D’un point de vue bilan carbone, l’avion est décrié et est synonyme pour certains d’un déplacement interdit ou au mieux coupable. De l’autre, il n’y a jamais eu autant d’avions dans le ciel qu’un beau jour de juillet 2023 (record mondial). Comment la communication de votre compagnie se positionne entre ces deux contradictions ?
S.T. : La contradiction est humaine. Toutefois, nous avons pris de vrais engagements et nous le faisons savoir : nous avons arrêté tous nos vols domestiques en France lorsqu’il existe une alternative avec le train en deçà de 2h30. Nous avons également travaillé une offre intermodalité pour concilier un transport en train suivi d’un trajet en avion pour le long courrier.
Nous avons adhéré au programme FAIRe dans une démarche volontaire : notre film de marque a été tourné à la Tour Eiffel, on ne peut pas faire plus local. La mention de notre programme Air France ACT – “Agissons ensemble pour un transport aérien plus responsable” – est visible sur nos prints et renvoie sur le site du même nom où sont expliqués nos engagements et initiatives (avec bilans chiffrés). Nous restons dans une communication transparente et pédagogue.
Comment voyez-vous le secteur aérien évoluer dans les prochaines années ? comment Air France entend-elle s’inscrire dans ce futur ?
S.T. : La décarbonation de l’industrie du transport aérien est un enjeu fondamental. Air France a des objectifs clairs dans ce domaine.

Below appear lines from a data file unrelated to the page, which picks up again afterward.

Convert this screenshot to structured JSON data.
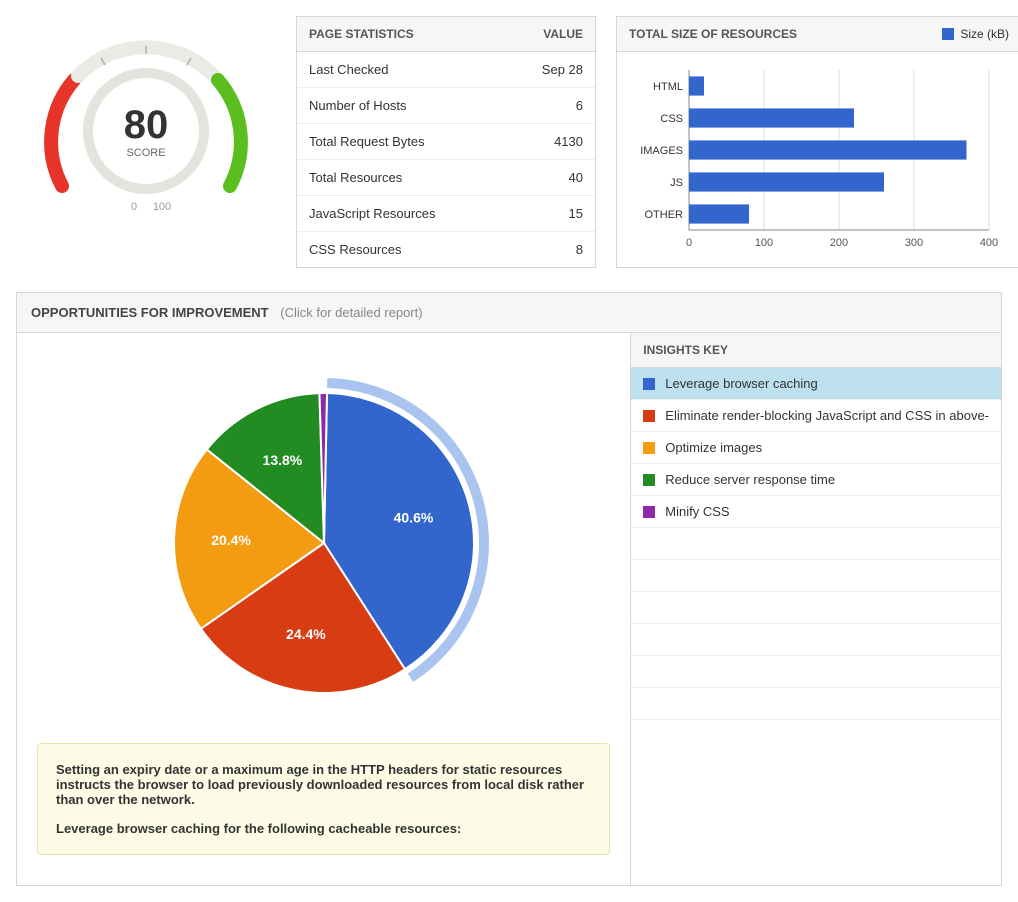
{
  "gauge": {
    "score": "80",
    "label": "SCORE",
    "min": "0",
    "max": "100"
  },
  "stats": {
    "header": "PAGE STATISTICS",
    "value_header": "VALUE",
    "rows": [
      {
        "name": "Last Checked",
        "value": "Sep 28"
      },
      {
        "name": "Number of Hosts",
        "value": "6"
      },
      {
        "name": "Total Request Bytes",
        "value": "4130"
      },
      {
        "name": "Total Resources",
        "value": "40"
      },
      {
        "name": "JavaScript Resources",
        "value": "15"
      },
      {
        "name": "CSS Resources",
        "value": "8"
      }
    ]
  },
  "bar": {
    "header": "TOTAL SIZE OF RESOURCES",
    "legend": "Size (kB)"
  },
  "improve": {
    "header": "OPPORTUNITIES FOR IMPROVEMENT",
    "sub": "(Click for detailed report)",
    "key_header": "INSIGHTS KEY",
    "items": [
      {
        "label": "Leverage browser caching",
        "color": "#3366cc",
        "selected": true
      },
      {
        "label": "Eliminate render-blocking JavaScript and CSS in above-",
        "color": "#d73c12",
        "selected": false
      },
      {
        "label": "Optimize images",
        "color": "#f39c12",
        "selected": false
      },
      {
        "label": "Reduce server response time",
        "color": "#228b22",
        "selected": false
      },
      {
        "label": "Minify CSS",
        "color": "#8e2aa8",
        "selected": false
      }
    ],
    "hint_main": "Setting an expiry date or a maximum age in the HTTP headers for static resources instructs the browser to load previously downloaded resources from local disk rather than over the network.",
    "hint_leverage": "Leverage browser caching for the following cacheable resources:"
  },
  "chart_data": [
    {
      "type": "bar",
      "orientation": "horizontal",
      "title": "TOTAL SIZE OF RESOURCES",
      "xlabel": "Size (kB)",
      "xlim": [
        0,
        400
      ],
      "categories": [
        "HTML",
        "CSS",
        "IMAGES",
        "JS",
        "OTHER"
      ],
      "values": [
        20,
        220,
        370,
        260,
        80
      ],
      "color": "#3366cc"
    },
    {
      "type": "pie",
      "title": "OPPORTUNITIES FOR IMPROVEMENT",
      "series": [
        {
          "name": "Leverage browser caching",
          "value": 40.6,
          "color": "#3366cc",
          "label": "40.6%"
        },
        {
          "name": "Eliminate render-blocking JavaScript and CSS in above-",
          "value": 24.4,
          "color": "#d73c12",
          "label": "24.4%"
        },
        {
          "name": "Optimize images",
          "value": 20.4,
          "color": "#f39c12",
          "label": "20.4%"
        },
        {
          "name": "Reduce server response time",
          "value": 13.8,
          "color": "#228b22",
          "label": "13.8%"
        },
        {
          "name": "Minify CSS",
          "value": 0.8,
          "color": "#8e2aa8",
          "label": ""
        }
      ],
      "highlight_index": 0
    },
    {
      "type": "gauge",
      "title": "SCORE",
      "value": 80,
      "min": 0,
      "max": 100
    }
  ]
}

Par ailleurs, on pourrait croire que luxe et durabilité sont antinomiques. Au contraire, la trajectoire d’Air France est de concilier le premium, l’art du voyage et le luxe dans le respect de l’environnement et de la durabilité. Nous pouvons être durable et désirable, c’est mon souhait pour la marque Air France.
Question traditionnelle de la rubrique : quel est, selon vous, le secret d’une relation agence-annonceur réussie ?
S.T. : La durée. J’ose l’analogie avec le couple : apprendre à se connaitre, s’écouter – l’un comme l’autre — et l’inscription dans le temps, puisqu’une marque se construit dans la durée. Nous évoquions précédemment la collaboration entre Air France et BETC, elle a duré longtemps. On ne peut pas faire grandir une marque sur de courtes durées de collaboration.
Par ailleurs, de plus en plus de choses sont spécifiques et spécialisées, ce n’est pas uniquement une relation entre l’agence et l’annonceur, l’agence doit accepter d’être le pivot d’une collaboration avec de multiples expertises et agences. C’est un partenariat à plusieurs, où la transparence et l’humilité sont essentielles. Le cliché de l’annonceur/agence dictatorial.e, est révolu. Une relation réussie se déploie dans la co-construction.